A fragilidade humana

Uma das coisas que mais me comovem, sem par, é o sofrimento do ser injustiçado. Não que seja justo sofrer, mesmo que para alguns certas dores tenham ar de castigo. Tenho dó do ser que, sem ter a chance de se defender, sofre. Daquele que pelo sexo, cor, classe ou qualquer outro critério de discriminação carrega nos ombros o peso de ser frágil.
Dói-me, por exemplo, ver mulher sendo agredida, criança estuprada, pobre sendo cuspido, ou qualquer outro ser sendo rechaçado. Por nenhum motivo, por sentimento torpe, por causa vã.
Não é raiva, não é desprezo, não é inconformismo que eu sinto.
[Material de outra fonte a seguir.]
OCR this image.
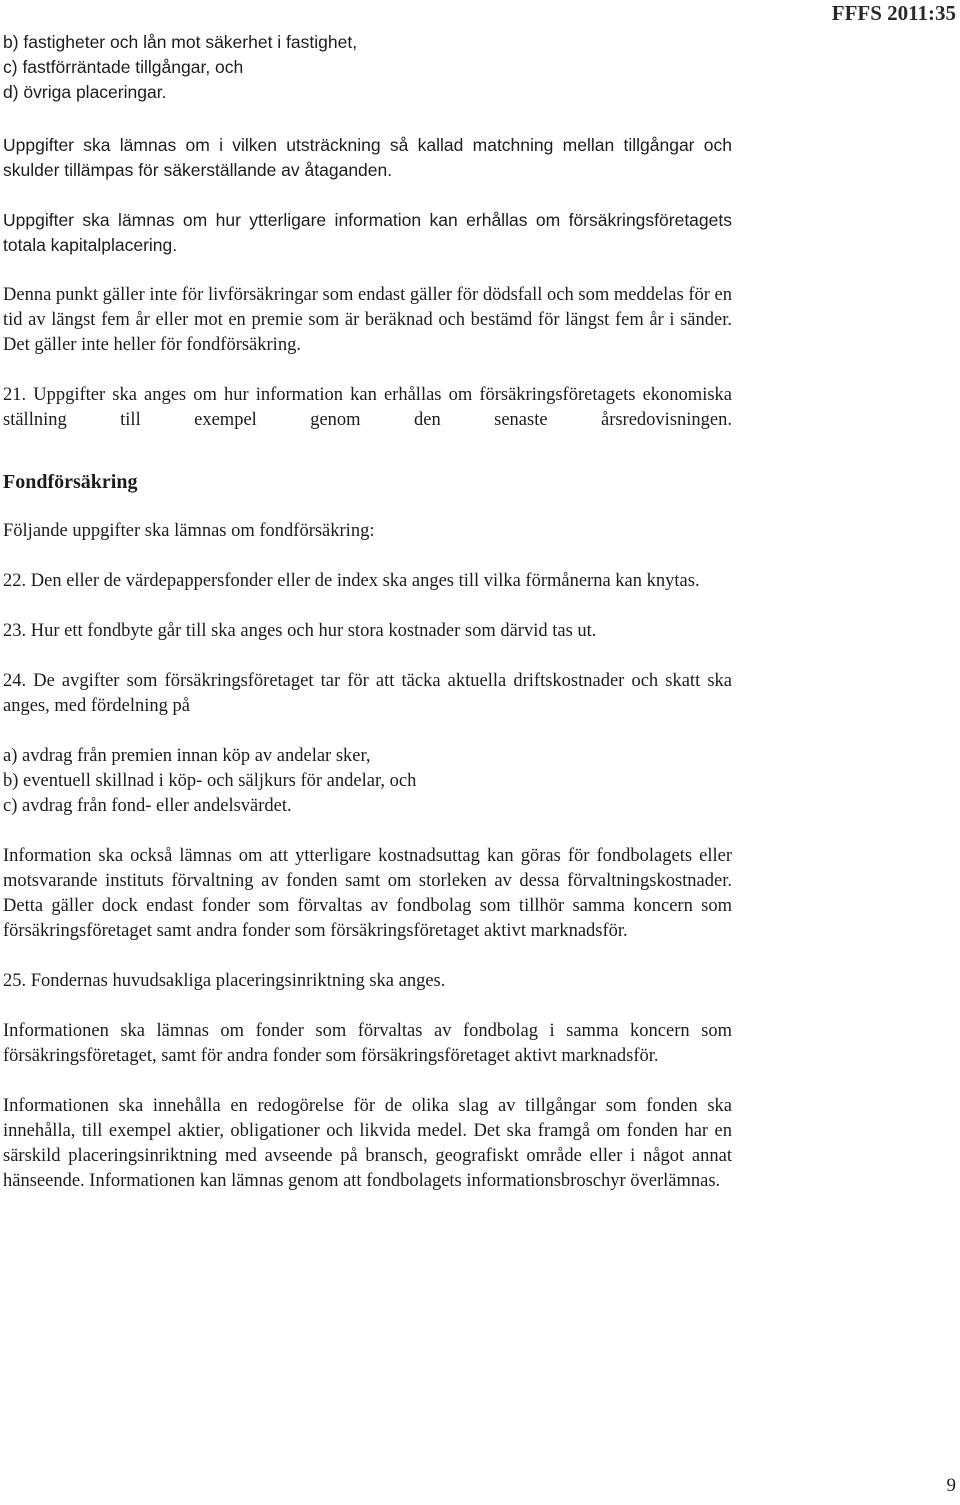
FFFS 2011:35

b) fastigheter och lån mot säkerhet i fastighet,
c) fastförräntade tillgångar, och
d) övriga placeringar.

Uppgifter ska lämnas om i vilken utsträckning så kallad matchning mellan tillgångar och skulder tillämpas för säkerställande av åtaganden.

Uppgifter ska lämnas om hur ytterligare information kan erhållas om försäkringsföretagets totala kapitalplacering.

Denna punkt gäller inte för livförsäkringar som endast gäller för dödsfall och som meddelas för en tid av längst fem år eller mot en premie som är beräknad och bestämd för längst fem år i sänder. Det gäller inte heller för fondförsäkring.

21. Uppgifter ska anges om hur information kan erhållas om försäkringsföretagets ekonomiska ställning till exempel genom den senaste årsredovisningen.

Fondförsäkring

Följande uppgifter ska lämnas om fondförsäkring:

22. Den eller de värdepappersfonder eller de index ska anges till vilka förmånerna kan knytas.

23. Hur ett fondbyte går till ska anges och hur stora kostnader som därvid tas ut.

24. De avgifter som försäkringsföretaget tar för att täcka aktuella driftskostnader och skatt ska anges, med fördelning på

a) avdrag från premien innan köp av andelar sker,
b) eventuell skillnad i köp- och säljkurs för andelar, och
c) avdrag från fond- eller andelsvärdet.

Information ska också lämnas om att ytterligare kostnadsuttag kan göras för fondbolagets eller motsvarande instituts förvaltning av fonden samt om storleken av dessa förvaltningskostnader. Detta gäller dock endast fonder som förvaltas av fondbolag som tillhör samma koncern som försäkringsföretaget samt andra fonder som försäkringsföretaget aktivt marknadsför.

25. Fondernas huvudsakliga placeringsinriktning ska anges.

Informationen ska lämnas om fonder som förvaltas av fondbolag i samma koncern som försäkringsföretaget, samt för andra fonder som försäkringsföretaget aktivt marknadsför.

Informationen ska innehålla en redogörelse för de olika slag av tillgångar som fonden ska innehålla, till exempel aktier, obligationer och likvida medel. Det ska framgå om fonden har en särskild placeringsinriktning med avseende på bransch, geografiskt område eller i något annat hänseende. Informationen kan lämnas genom att fondbolagets informationsbroschyr överlämnas.

9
É dor.
Eu choro com pouco, bem pouco. Choro por eu mesma ser vulnerável, às vezes. Já verti lágrimas por me deparar com a fraqueza do ser humano, por prever a tragédia anunciada e, mesmo assim, encontrarmo-nos, todos nós, com as mãos atadas.
Dói-me, sobretudo, a violência gratuita. A violência enraizada no medo da vida que se expressa em doses de exaltação, de ira contra os demais, contra aqueles que não lhe fizeram nada, mas por serem mais frágeis, são alvo de um incontrolável desejo de poder.
Quem muito mal faz ao outro, vai saber, bebeu da mesma água amarga. Ou nunca foi pego no colo.

Lígia

O quarto mês

Numa manhã de abril
Para evitar a rima
Ninguém lhe sorriu
Nenhuma folha caiu
Nenhuma mulher pariu

Mas quando quer,
Menina vira mulher
Vê poesia até em manhã fria
Num dia qualquer de abril
No qual ninguém lhe sorriu

Lily Braun (com a cabeça repleta de rimas pobres e nem um pouco nobres)

quinta-feira, 1 de abril de 2010

Desejo

Observou a criança que pediu o doce à mãe tão logo o vendedor virou a esquina.
Seus olhos brilhavam e ainda assim ela disse não. Com a negativa, a criança chorou um choro quieto, sentido, ferida na alma pelo pedido que não seria atendido.
A mãe percebeu a comoção, que não era uma birra qualquer e sinalizou para que o homem se aproximasse. A pequena sorriu, ainda chorando, com a emoção profunda de quem deseja algo e pode, enfim, tê-lo em mãos. Ela escolheu cada detalhe, a cobertura, o recheio. A criança observou a guloseima em sua mão, cheirou, sentiu o prazer de possuí-la. Tocou-a sem coragem de destruí-la. Enfim, a abocanhou. Degustou sem pressa, lambusou-se, saciou-se e lambeu os dedos com grande satisfação.

A mulher percebeu a diferença entre querer e desejar. Tem-se vontade de um doce. Sente-se desejo por aquele doce. A satisfação para a vontade está ao alcance das mãos. O desejo só morre quando se tem o objeto desejado em mãos.

Pensou em si mesma, pensou nele, no quanto o desejava. Desejava a ponto de perceber que sua alma chorava um choro quieto de saudade e vontade insaciável. Imaginou-o em suas mãos. Olharia-o nos olhos, nas pernas, costas, barriga, pés. Examinaria cada detalhe, saberia qual era sua composição. Queria conhecer seu odor e textura. O cheiraria e tocaria em cada milímetro. Por um momento a fumaça que pairava no ar ganhou o cheiro que ela imaginava sentir. Teve água na boca. Imaginou-se mordendo-o, provando-o. Saboreava em seu devaneio a pele suada, sua cobertura, seu recheio.

E o dia ensolarado que brilhava em torno dela tornou-se chuvoso em suas entranhas, o que a fez desejá-lo ainda mais.